Flocks is aimed at security operations centres, while SafeSkill focuses on checking AI agent skills used inside enterprises. The products target two distinct pressures in cyber security: overloaded security teams and the risks created by wider corporate use of AI tools.
Flocks is an AI-native security operations platform that brings together investigations, workflows, tools, scheduling and governance in one system. It is intended to reduce alert backlogs, shorten investigations and limit the need for analysts to switch between multiple screens and systems.

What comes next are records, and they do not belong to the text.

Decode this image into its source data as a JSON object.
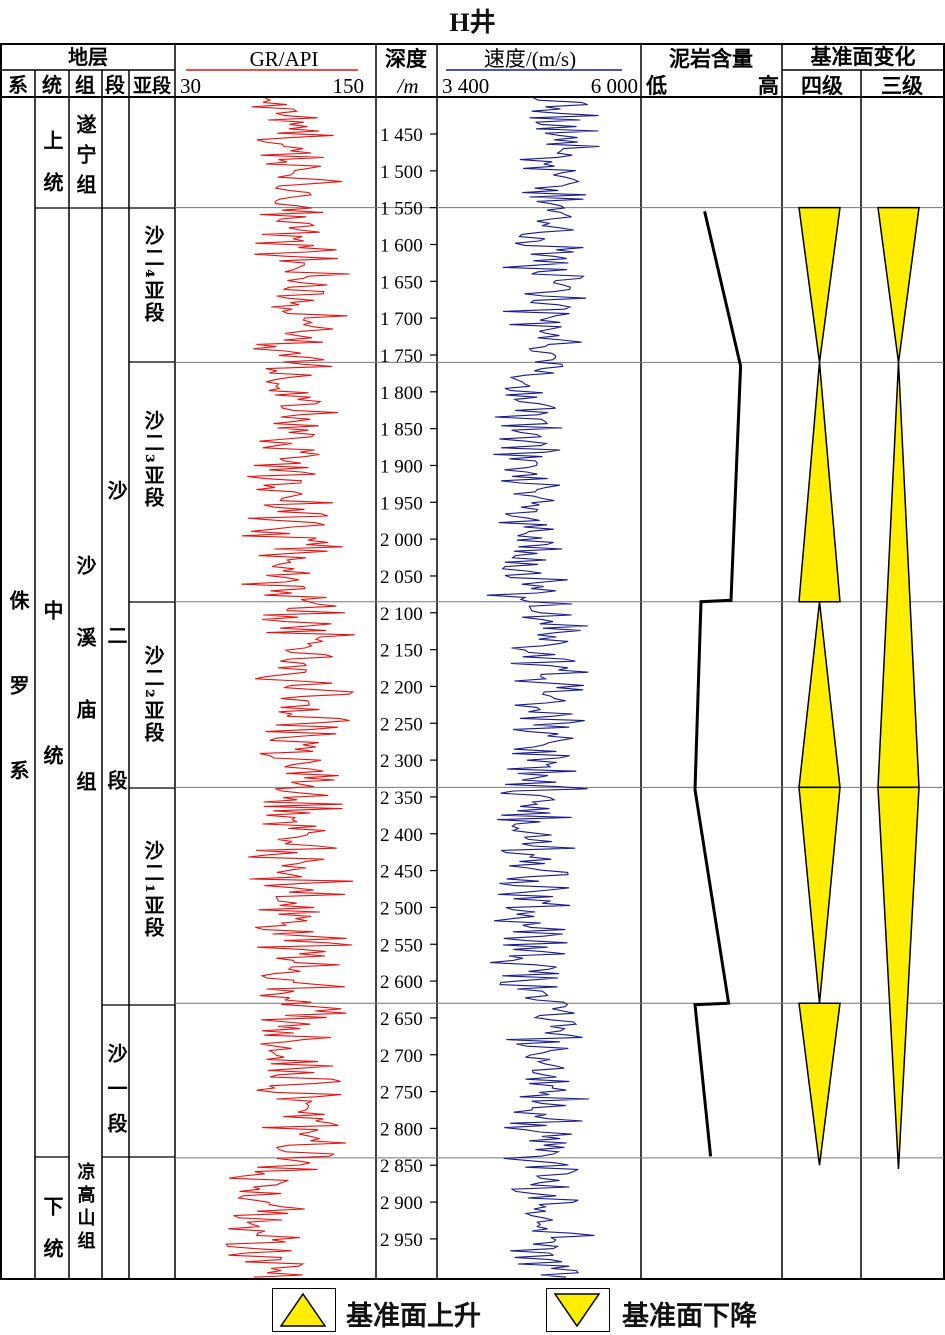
{
  "title": "H井",
  "headers": {
    "strata": "地层",
    "system": "系",
    "series": "统",
    "formation": "组",
    "member": "段",
    "submember": "亚段",
    "gr_title": "GR/API",
    "gr_min": "30",
    "gr_max": "150",
    "depth_title": "深度",
    "depth_unit": "/m",
    "vel_title": "速度/(m/s)",
    "vel_min": "3 400",
    "vel_max": "6 000",
    "mud_title": "泥岩含量",
    "mud_low": "低",
    "mud_high": "高",
    "base_title": "基准面变化",
    "base_fourth": "四级",
    "base_third": "三级"
  },
  "strata": {
    "system": "侏罗系",
    "series_upper": "上统",
    "series_middle": "中统",
    "series_lower": "下统",
    "formation_suining": "遂宁组",
    "formation_shaximiao": "沙溪庙组",
    "formation_lianggaoshan": "凉高山组",
    "member_sha2": "沙二段",
    "member_sha1": "沙一段",
    "sub_sha2_4": "沙二₄亚段",
    "sub_sha2_3": "沙二₃亚段",
    "sub_sha2_2": "沙二₂亚段",
    "sub_sha2_1": "沙二₁亚段"
  },
  "depth_axis": {
    "ticks": [
      1450,
      1500,
      1550,
      1600,
      1650,
      1700,
      1750,
      1800,
      1850,
      1900,
      1950,
      2000,
      2050,
      2100,
      2150,
      2200,
      2250,
      2300,
      2350,
      2400,
      2450,
      2500,
      2550,
      2600,
      2650,
      2700,
      2750,
      2800,
      2850,
      2900,
      2950
    ],
    "tick_labels": [
      "1 450",
      "1 500",
      "1 550",
      "1 600",
      "1 650",
      "1 700",
      "1 750",
      "1 800",
      "1 850",
      "1 900",
      "1 950",
      "2 000",
      "2 050",
      "2 100",
      "2 150",
      "2 200",
      "2 250",
      "2 300",
      "2 350",
      "2 400",
      "2 450",
      "2 500",
      "2 550",
      "2 600",
      "2 650",
      "2 700",
      "2 750",
      "2 800",
      "2 850",
      "2 900",
      "2 950"
    ],
    "range": [
      1395,
      3000
    ]
  },
  "boundaries_depth": [
    1550,
    1760,
    2085,
    2337,
    2630,
    2840
  ],
  "mudstone_content": {
    "points": [
      [
        0.08,
        1555
      ],
      [
        0.38,
        1765
      ],
      [
        0.3,
        2083
      ],
      [
        0.05,
        2085
      ],
      [
        0.0,
        2340
      ],
      [
        0.28,
        2630
      ],
      [
        0.0,
        2632
      ],
      [
        0.13,
        2838
      ]
    ]
  },
  "baselevel_fourth": {
    "triangles": [
      {
        "type": "falling",
        "top": 1550,
        "bottom": 1760
      },
      {
        "type": "rising",
        "top": 1760,
        "bottom": 2085
      },
      {
        "type": "rising",
        "top": 2085,
        "bottom": 2337
      },
      {
        "type": "falling",
        "top": 2337,
        "bottom": 2630
      },
      {
        "type": "falling",
        "top": 2630,
        "bottom": 2850
      }
    ]
  },
  "baselevel_third": {
    "triangles": [
      {
        "type": "falling",
        "top": 1550,
        "bottom": 1760
      },
      {
        "type": "rising",
        "top": 1760,
        "bottom": 2337
      },
      {
        "type": "falling",
        "top": 2337,
        "bottom": 2855
      }
    ]
  },
  "legend": {
    "rising": "基准面上升",
    "falling": "基准面下降"
  },
  "colors": {
    "gr_curve": "#e01515",
    "vel_curve": "#1a1a8c",
    "triangle_fill": "#ffee00",
    "grid": "#000000"
  }
}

The platform runs as a long-running agent session and can invoke specialist agents, skills and workflows as needed. It is open source and can be deployed inside a customer's own environment.
That approach is aimed at organisations that want to retain control over how large language models are used in security operations. Flocks stores no customer data and can run on models chosen by the customer, including sovereign deployments.
SafeSkill tackles a different problem. It is designed to inspect and evaluate AI agent skills that companies import for tasks such as information gathering, code writing and automated emails.
Its functions include inspection before import, marketplace filtering, download scanning and inventory remediation. The platform is positioned as a way to detect tampering or hidden risks in third-party AI skills before those tools are used inside an organisation.
Two fronts
The launch reflects a broader shift in cyber security, as vendors apply generative AI and agent-based systems to defensive work while also responding to new attack paths created by the same technology. Security teams are under pressure to process growing volumes of alerts, while companies are also starting to treat AI tools and AI supply chains as assets that need their own controls.
Both Flocks and SafeSkill sit on top of ThreatBook's existing security stack, which includes machine learning, threat intelligence and other security tools. Within that structure, Flocks adds an agentic layer for security operations, while SafeSkill is aimed at AI governance and supply chain security.
ThreatBook also linked the products to its broader threat intelligence work, saying they provide threat visibility across the enterprise and draw on a system that examines more than 14 billion attack records each day.
Commenting on the strain of fragmented security operations, Chase Li said analysts are often forced to work across too many disconnected tools.
"All too often, SOC team members are frantically searching for a wide range of tools, while switching between multiple screens, systems and workstations. This has become the norm today - as have the security gaps that emanate this complicated way of working," said Chase Li, Co-founder and Managing Director for International Business, ThreatBook.
He said Flocks is designed to replace that model.
"Flocks replaces this paradigm with single, easily-manageable and unified threat intelligence solution that's open source - enabling agents to understand a multitude of tasks simultaneously, while organizing capabilities proactively, and turning work into reusable organizational assets. Flocks allows security professionals to build their own neural networks to further empower their security operations, which underscores the immense capabilities the solution brings to enterprises," said Li.
Li added that the system is designed to run inside the enterprise environment.
"In other words, Flocks is not traditional software or a static platform: it is a security-trained, agentic Tier-1 analyst. It deploys inside the enterprise environment, stores zero customer data, and runs on the customer's chosen LLMs, including sovereign deployments. Security teams train it through natural language, and it can be extended with custom specialist agents tuned to the roles each SOC needs," said Li.
AI skill risks
SafeSkill addresses growing concern that AI agent skills can be manipulated to expose credentials, alter outputs or create hidden access routes into enterprise systems. As businesses rely more on pre-built skills and integrations, scrutiny of those components is becoming part of software supply chain security.
ThreatBook said its curated Skill Hub contains more than 100,000 verified skills. SafeSkill is being used to identify hidden threats in those skills and support AI supply chain defences.
Feng Xue linked the product to a rise in attacks involving tampered AI skills.
"Increasingly, attackers are leveraging skill tampering to hijack identities, steal API secrets, and implant backdoors, among a whole host of other nefarious acts. These highlight the acute vulnerability of today's AI agent skills, and outline the pressing need for these to be shielded from such threats," said Feng Xue, Co-founder and Chief Executive Officer, ThreatBook. "SafeSkill's curated Skill Hub already holds over 100,000 verified Skills, and we continue to deploy SafeSkill to identify new, hidden threats in skills, while significantly bolstering AI supply chain defenses."
The twin product launch marks a new stage in ThreatBook's development as it expands beyond its earlier security tools and threat intelligence services.
"Flocks and SafeSkill exemplify both the precision and ease with which security operations are now able to precisely detect and respond to today's myriad of severe and fast-evolving threats. They also demonstrate the deep threat intelligence capabilities ThreatBook brings to our customers, not only in the AI-powered security space, but also across AI security and governance, and broader security services as well," said Xue.